Ce que j’ai retenu, peut-être à tort, du temps déjà lointain où j’avais (un peu) étudié Le Play, c’est qu’au fond il ne croyait pas que le progrès industriel et technique pouvait être en lui-même porteur de mutations sociales. Et s’il y avait quelqu’un qui était au fait des industries et techniques, c’était bien lui. Polytechnicien en titre et au plein sens du terme, il fut commissaire général de l’exposition universelle de 1867, et son attachement aux valeurs traditionnelles ne l’empêchait pas d’être un ardent partisan de la liberté du travail, opposé à tout retour de l’esprit corporatif. Il était convaincu que les populations paysannes pouvaient devenir ouvrières en conservant leurs mœurs et leur foi, et que pour y parvenir il suffirait de gagner, contre le socialisme athée, la bataille des idées.
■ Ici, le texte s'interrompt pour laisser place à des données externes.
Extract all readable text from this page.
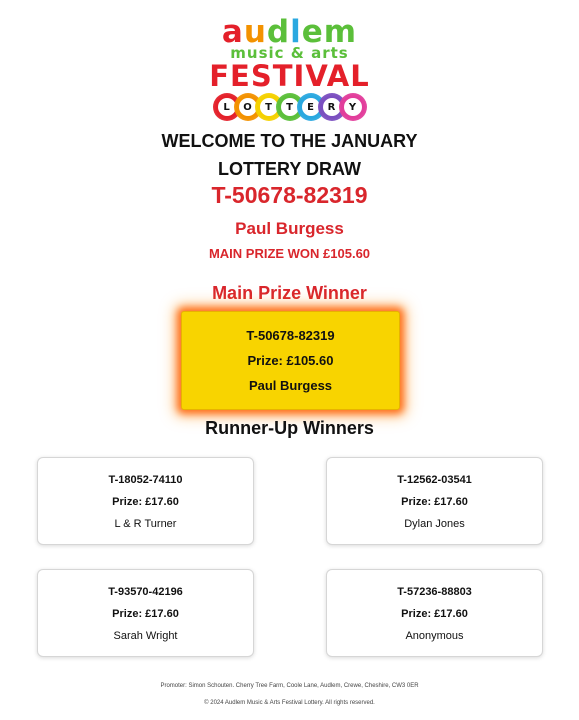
audlem
music & arts
FESTIVAL
L O T T E R Y
WELCOME TO THE JANUARY
LOTTERY DRAW
T-50678-82319
Paul Burgess
MAIN PRIZE WON £105.60
Main Prize Winner
T-50678-82319
Prize: £105.60
Paul Burgess
Runner-Up Winners
T-18052-74110
Prize: £17.60
L & R Turner
T-12562-03541
Prize: £17.60
Dylan Jones
T-93570-42196
Prize: £17.60
Sarah Wright
T-57236-88803
Prize: £17.60
Anonymous
Promoter: Simon Schouten. Cherry Tree Farm, Coole Lane, Audlem, Crewe, Cheshire, CW3 0ER
© 2024 Audlem Music & Arts Festival Lottery. All rights reserved.
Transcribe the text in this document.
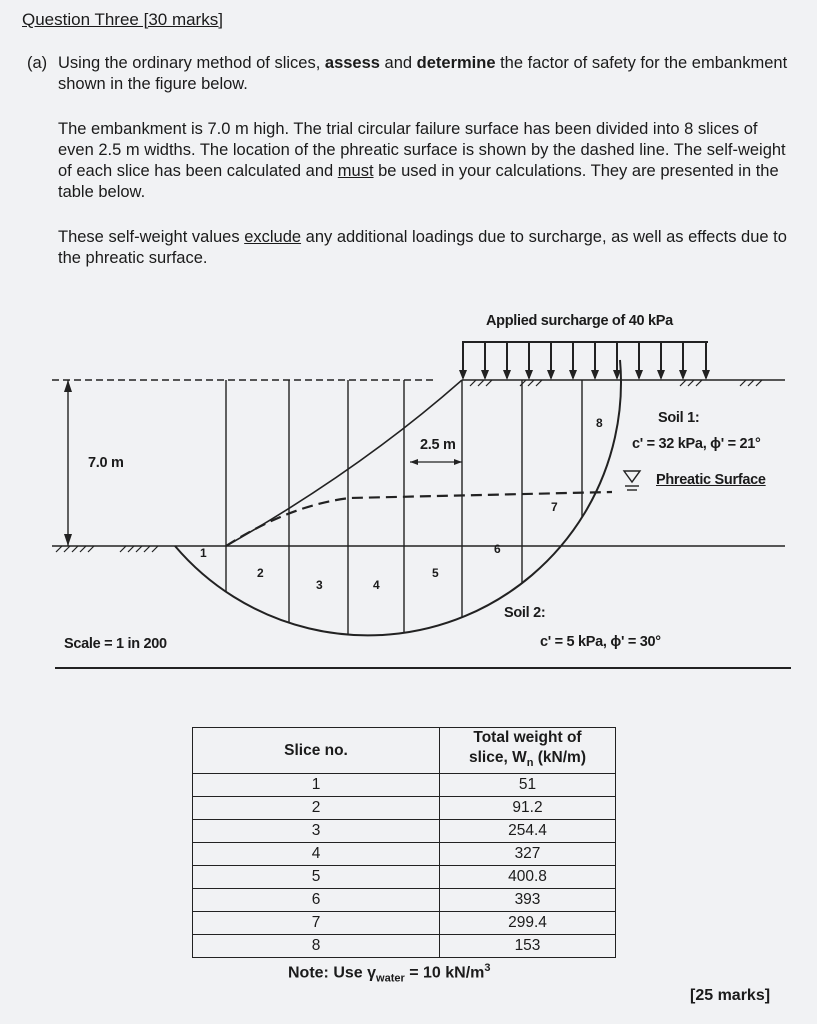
Question Three [30 marks]
(a) Using the ordinary method of slices, assess and determine the factor of safety for the embankment shown in the figure below.
The embankment is 7.0 m high. The trial circular failure surface has been divided into 8 slices of even 2.5 m widths. The location of the phreatic surface is shown by the dashed line. The self-weight of each slice has been calculated and must be used in your calculations. They are presented in the table below.
These self-weight values exclude any additional loadings due to surcharge, as well as effects due to the phreatic surface.
Applied surcharge of 40 kPa
7.0 m
2.5 m
Soil 1:
c' = 32 kPa, ϕ' = 21°
Phreatic Surface
Soil 2:
c' = 5 kPa, ϕ' = 30°
Scale = 1 in 200
1
2
3	4
5
6
7
8
Slice no.	Total weight of
slice, $W_n$ (kN/m)
1	51
2	91.2
3	254.4
4	327
5	400.8
6	393
7	299.4
8	153
Note: Use $\gamma_{water} = 10$ $kN/m^3$
[25 marks]
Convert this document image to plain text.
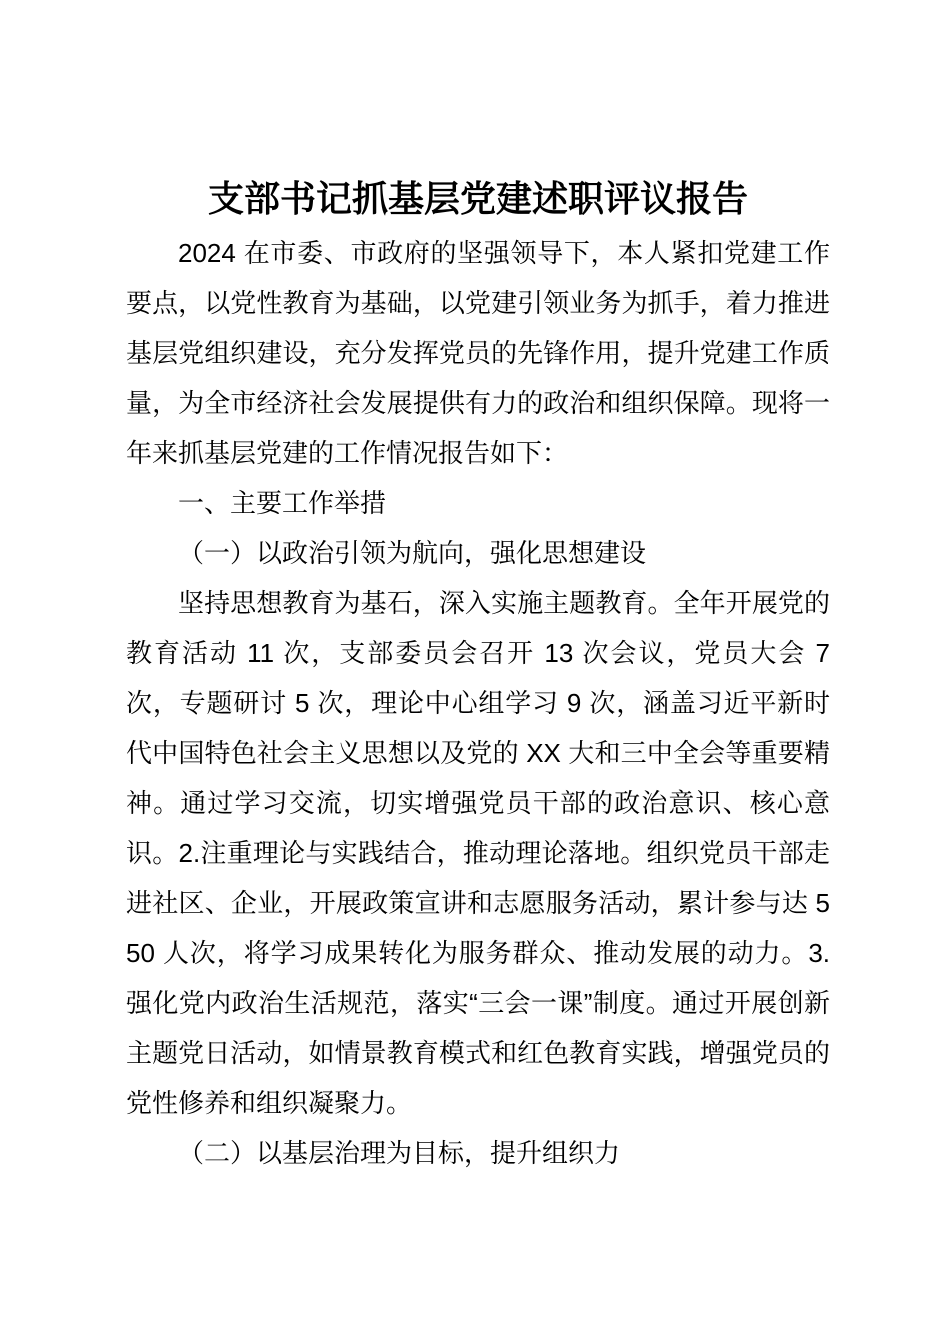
支部书记抓基层党建述职评议报告
2024 在市委、市政府的坚强领导下，本人紧扣党建工作要点，以党性教育为基础，以党建引领业务为抓手，着力推进基层党组织建设，充分发挥党员的先锋作用，提升党建工作质量，为全市经济社会发展提供有力的政治和组织保障。现将一年来抓基层党建的工作情况报告如下：
一、主要工作举措
（一）以政治引领为航向，强化思想建设
坚持思想教育为基石，深入实施主题教育。全年开展党的教育活动 11 次，支部委员会召开 13 次会议，党员大会 7 次，专题研讨 5 次，理论中心组学习 9 次，涵盖习近平新时代中国特色社会主义思想以及党的 XX 大和三中全会等重要精神。通过学习交流，切实增强党员干部的政治意识、核心意识。2.注重理论与实践结合，推动理论落地。组织党员干部走进社区、企业，开展政策宣讲和志愿服务活动，累计参与达 550 人次，将学习成果转化为服务群众、推动发展的动力。3.强化党内政治生活规范，落实“三会一课”制度。通过开展创新主题党日活动，如情景教育模式和红色教育实践，增强党员的党性修养和组织凝聚力。
（二）以基层治理为目标，提升组织力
Et il ne ménagea pas sa peine. De ses nombreux voyages, il théorisa le fonctionnement de la « famille souche », frayant ainsi la voie à Lévi-Strauss et plus récemment à Emmanuel Todd ; il y voyait un modèle de portée universelle, nonobstant le Code Civil. Il pensait par ailleurs que, quelque bien que l’on puisse penser de l’association ouvrière autonome, l’essentiel du progrès social reposait sur l’action éclairée d’une avant-garde de chefs d’entreprise croyants, et se fit donc le principal propagandiste de l’institution du patronage.

Ce projet de société avait-il une chance de s’imposer ? Le combat de Frédéric le Play avait-il un sens ? Lui-même en était persuadé. Un siècle et demi plus tard, je ne puis lui reprocher d’avoir crânement tenté sa chance. Mais je pense que, d’une part, il ne prit pas les bons moyens, et que, d’autre part, les événements ultérieurs lui donnèrent tort.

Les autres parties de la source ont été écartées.